Over time, writing turned into a shared concern and collaborative practice. In each meeting, we devised new writing experiments which opened up exchange and discussion around questions such as:
- How does writing and visual art texture our senses and tap into embodied knowledges?
- How do we experience writing processes, outside of thinking, reflecting and understanding?
- How does it feel to write across languages and media?
- How do we follow the desire that unfolds in writing and artmaking?
- How do we situate ourselves in processes of “sharing” in writing groups, which transcend individual creative processes?
- How can we share individual studio practices, allow each other into the intimate space of creative processes?
- How can we turn to writing as healing?
- How can we expand writing inot collective creative practices?

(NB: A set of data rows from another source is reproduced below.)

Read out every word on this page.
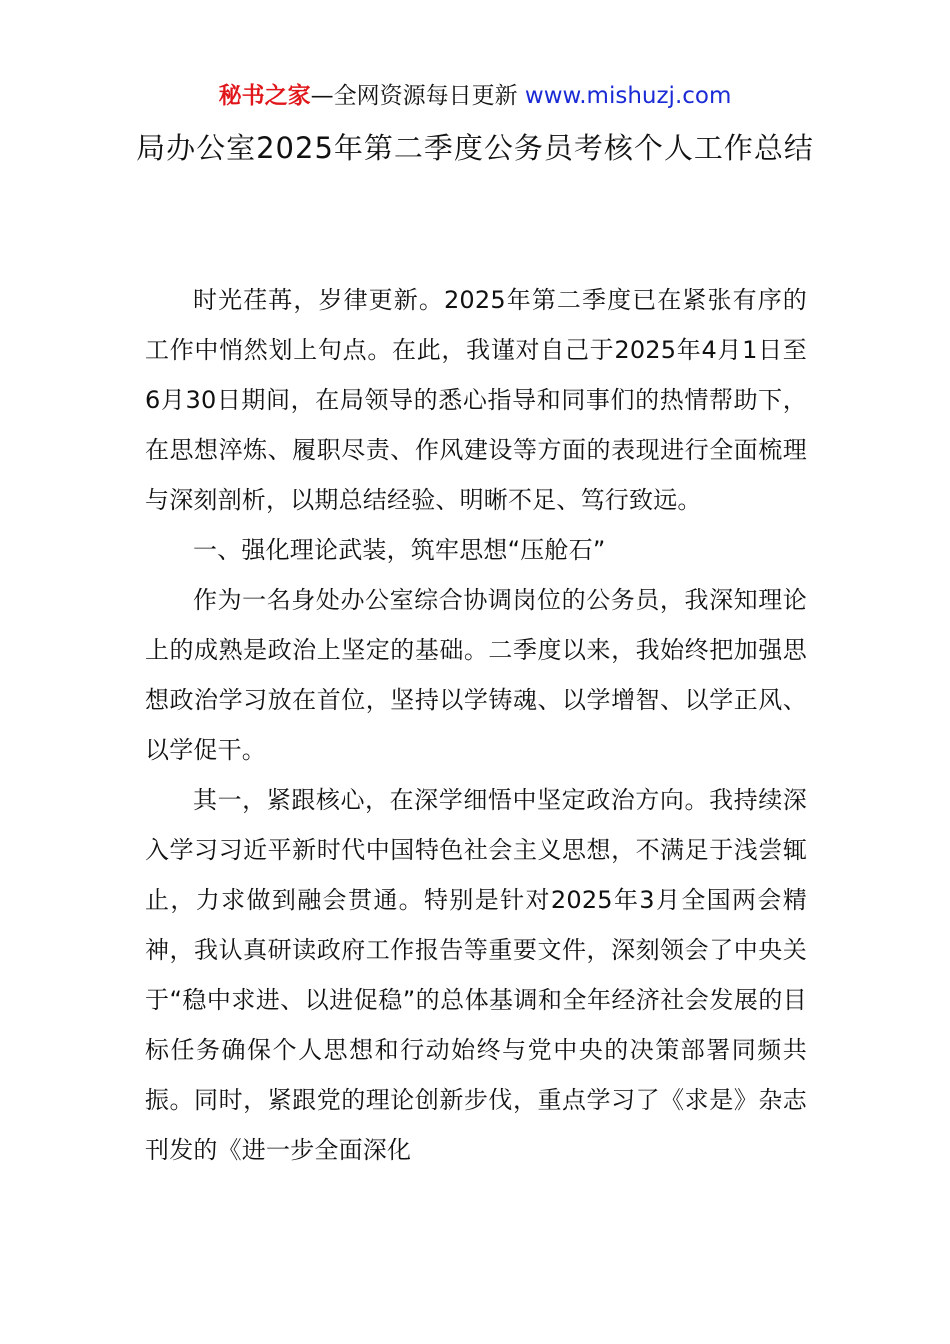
秘书之家—全网资源每日更新 www.mishuzj.com
局办公室2025年第二季度公务员考核个人工作总结

时光荏苒，岁律更新。2025年第二季度已在紧张有序的工作中悄然划上句点。在此，我谨对自己于2025年4月1日至6月30日期间，在局领导的悉心指导和同事们的热情帮助下，在思想淬炼、履职尽责、作风建设等方面的表现进行全面梳理与深刻剖析，以期总结经验、明晰不足、笃行致远。

一、强化理论武装，筑牢思想“压舱石”

作为一名身处办公室综合协调岗位的公务员，我深知理论上的成熟是政治上坚定的基础。二季度以来，我始终把加强思想政治学习放在首位，坚持以学铸魂、以学增智、以学正风、以学促干。

其一，紧跟核心，在深学细悟中坚定政治方向。我持续深入学习习近平新时代中国特色社会主义思想，不满足于浅尝辄止，力求做到融会贯通。特别是针对2025年3月全国两会精神，我认真研读政府工作报告等重要文件，深刻领会了中央关于“稳中求进、以进促稳”的总体基调和全年经济社会发展的目标任务确保个人思想和行动始终与党中央的决策部署同频共振。同时，紧跟党的理论创新步伐，重点学习了《求是》杂志刊发的《进一步全面深化
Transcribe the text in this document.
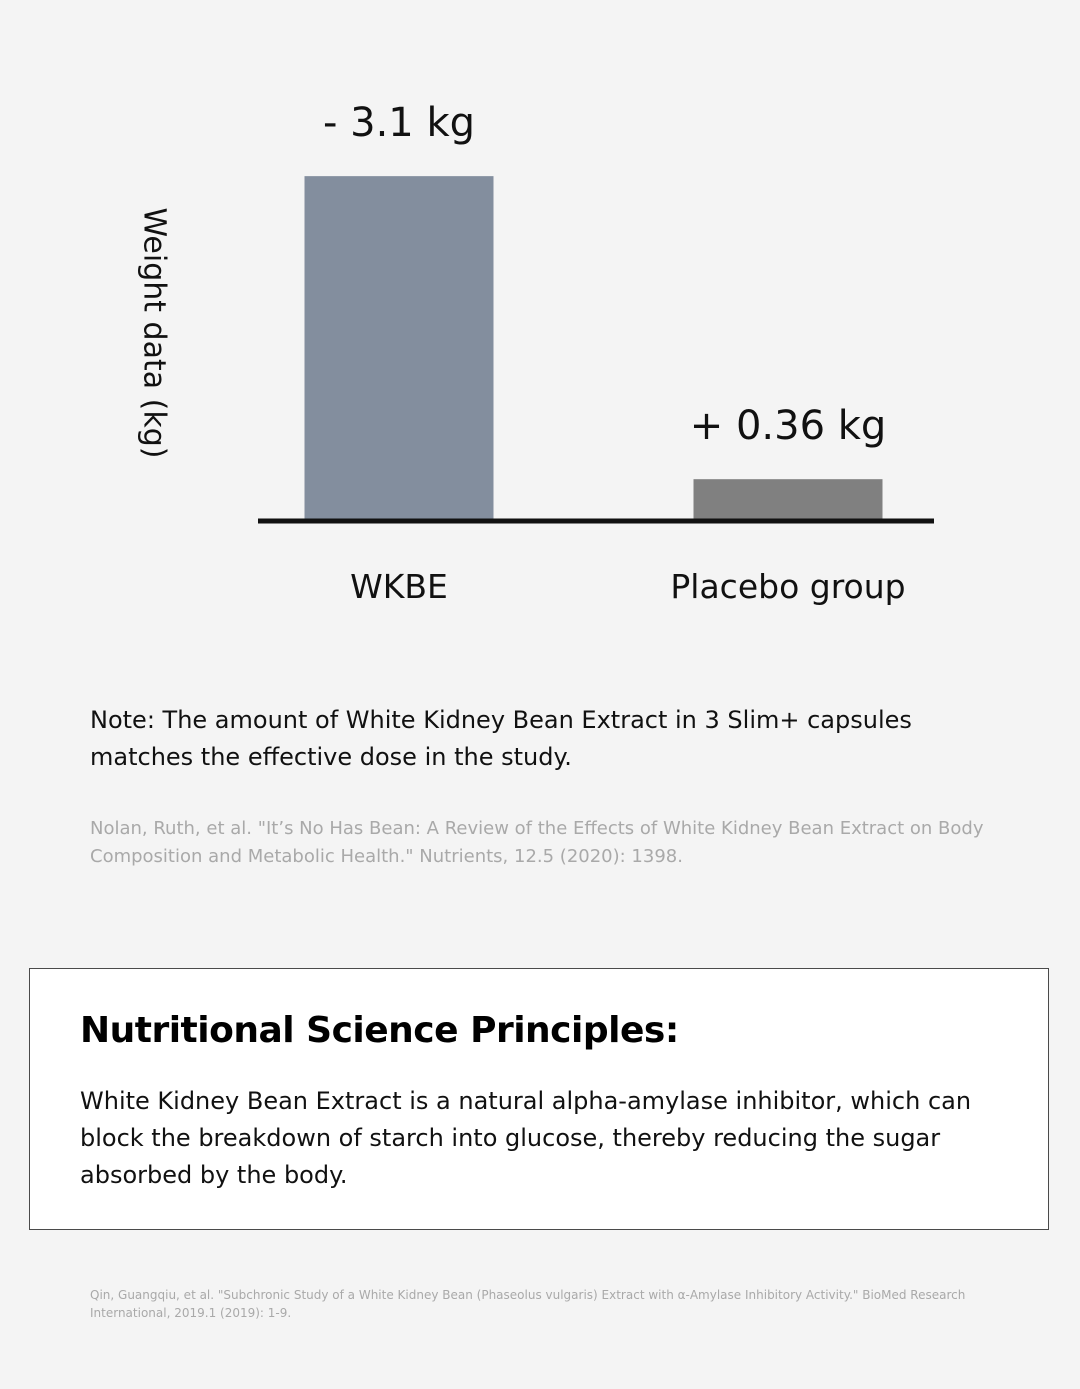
- 3.1 kg
WKBE
+ 0.36 kg
Placebo group
Weight data (kg)
Note: The amount of White Kidney Bean Extract in 3 Slim+ capsules matches the effective dose in the study.
Nolan, Ruth, et al. "It’s No Has Bean: A Review of the Effects of White Kidney Bean Extract on Body Composition and Metabolic Health." Nutrients, 12.5 (2020): 1398.
Nutritional Science Principles:
White Kidney Bean Extract is a natural alpha-amylase inhibitor, which can block the breakdown of starch into glucose, thereby reducing the sugar absorbed by the body.
Qin, Guangqiu, et al. "Subchronic Study of a White Kidney Bean (Phaseolus vulgaris) Extract with α-Amylase Inhibitory Activity." BioMed Research International, 2019.1 (2019): 1-9.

For the CKR publishing project, we have created an experimental piece of writing as a practice-led research multi-text. Members of the writing group submitted their writings, drawings and/or visual works which reflects on writing as visual art studio practice and writing processes, exercises and topics we discussed. This multi-text aims to communicate our perception of silences, or perhaps blind spots in writing about visual art across languages. Mostly, writing appears as a tool of critical reflection and critical practice in an encounter with visual art or as appreciation of letters, words, concepts, script as formal/visual elements, while at times in the expanded field of conceptual or performative practice. In contrast, this group became a community of writing artists and writing-practitioners. Writing filled our pages not as a function, but as shared gestures of reflection. Language does not appear as a normative tool, but as bodily, embodied practice. Our text exemplifies how writing can perform as artists’ studio practice, and while it is informed by, it remains tangential to visual art theories, art history and familiar notions of art writing. Thus, our work invites resistant experimentation to exemplify practices of (un-) languaging through (un)-writing in collective creative practices.
https://www.creativeknow.org/bopawritersforum/the-love-of-writing
This is the start of a long-term practice-led research project on the role of creative writing in visual artists’ studio practices led by Fouad Asfour in collaboration with the writing group members.